Le grandi imprese, le banche, si avvalgono di stuoli di grandi studi associati di commercialisti ed avvocati – ben disposti alle liberalizzazioni montiane – esperti nella pratica dell’elusione fiscale, che altro non è che il modo legale di praticare l’evasione. Esperti conoscitori della oscura e smisurata legislazione italiana ed europea che riescono a risolvere i contenziosi con il fisco riuscendo a far pagare ai propri clienti cifre del tutto convenienti.

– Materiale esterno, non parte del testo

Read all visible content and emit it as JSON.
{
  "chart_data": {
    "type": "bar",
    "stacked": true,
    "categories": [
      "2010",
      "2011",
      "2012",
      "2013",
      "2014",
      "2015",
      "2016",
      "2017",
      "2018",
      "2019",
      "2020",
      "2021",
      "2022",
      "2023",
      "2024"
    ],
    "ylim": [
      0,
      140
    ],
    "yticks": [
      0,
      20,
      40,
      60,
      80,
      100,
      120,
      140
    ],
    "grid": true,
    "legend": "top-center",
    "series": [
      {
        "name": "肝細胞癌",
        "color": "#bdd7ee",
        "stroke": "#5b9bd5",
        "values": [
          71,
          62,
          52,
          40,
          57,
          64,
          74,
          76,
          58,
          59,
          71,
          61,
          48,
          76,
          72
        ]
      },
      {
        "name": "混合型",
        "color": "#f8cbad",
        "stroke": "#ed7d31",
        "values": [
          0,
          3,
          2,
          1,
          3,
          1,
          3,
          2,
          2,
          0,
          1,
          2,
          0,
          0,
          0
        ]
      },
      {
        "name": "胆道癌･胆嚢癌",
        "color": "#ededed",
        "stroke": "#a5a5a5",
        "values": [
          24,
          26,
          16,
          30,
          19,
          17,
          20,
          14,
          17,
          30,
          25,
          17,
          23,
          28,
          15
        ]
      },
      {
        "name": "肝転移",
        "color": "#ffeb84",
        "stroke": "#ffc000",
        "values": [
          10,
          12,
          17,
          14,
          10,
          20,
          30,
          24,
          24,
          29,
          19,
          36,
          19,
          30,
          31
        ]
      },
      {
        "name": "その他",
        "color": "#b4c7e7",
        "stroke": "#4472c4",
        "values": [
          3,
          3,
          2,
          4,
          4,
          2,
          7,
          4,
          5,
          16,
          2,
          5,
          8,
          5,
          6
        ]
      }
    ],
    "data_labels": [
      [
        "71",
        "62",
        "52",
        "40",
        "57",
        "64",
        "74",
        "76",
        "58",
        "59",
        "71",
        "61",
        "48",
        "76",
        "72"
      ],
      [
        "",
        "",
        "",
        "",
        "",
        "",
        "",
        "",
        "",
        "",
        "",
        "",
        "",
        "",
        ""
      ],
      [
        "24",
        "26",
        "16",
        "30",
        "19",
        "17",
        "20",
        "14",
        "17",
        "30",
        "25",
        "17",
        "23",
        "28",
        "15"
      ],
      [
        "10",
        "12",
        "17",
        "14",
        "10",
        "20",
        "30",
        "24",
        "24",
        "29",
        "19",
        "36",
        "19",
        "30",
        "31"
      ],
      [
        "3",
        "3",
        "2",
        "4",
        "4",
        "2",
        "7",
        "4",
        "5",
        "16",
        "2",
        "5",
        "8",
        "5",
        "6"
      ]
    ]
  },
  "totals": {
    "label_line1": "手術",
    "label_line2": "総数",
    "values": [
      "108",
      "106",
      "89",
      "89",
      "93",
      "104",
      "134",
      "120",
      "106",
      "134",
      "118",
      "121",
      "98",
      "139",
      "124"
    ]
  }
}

In conclusione, la campagna avviata dal governo Monti contro l’evasione fiscale figurata dalla faccia sfigata del semplice cittadino comune additato come parassita della società rientra a pieno titolo nella logica di difesa dei grandi interessi capitalistici, che si rappresentano invece figuratamente con il maglione di Marchionni, il loden di Monti, i toni pacati e sobri dell’uomo di mondo che conosce il buon galateo non i modi sguaiati e sfacciati degli arricchiti frequentatori di Cortina. La piaga dell’evasione fiscale va combattuta secondo il principio sociale dell’equità, ma teniamo bene a mente che essa non potrà essere debellata senza mettere in discussione il sistema che la genera.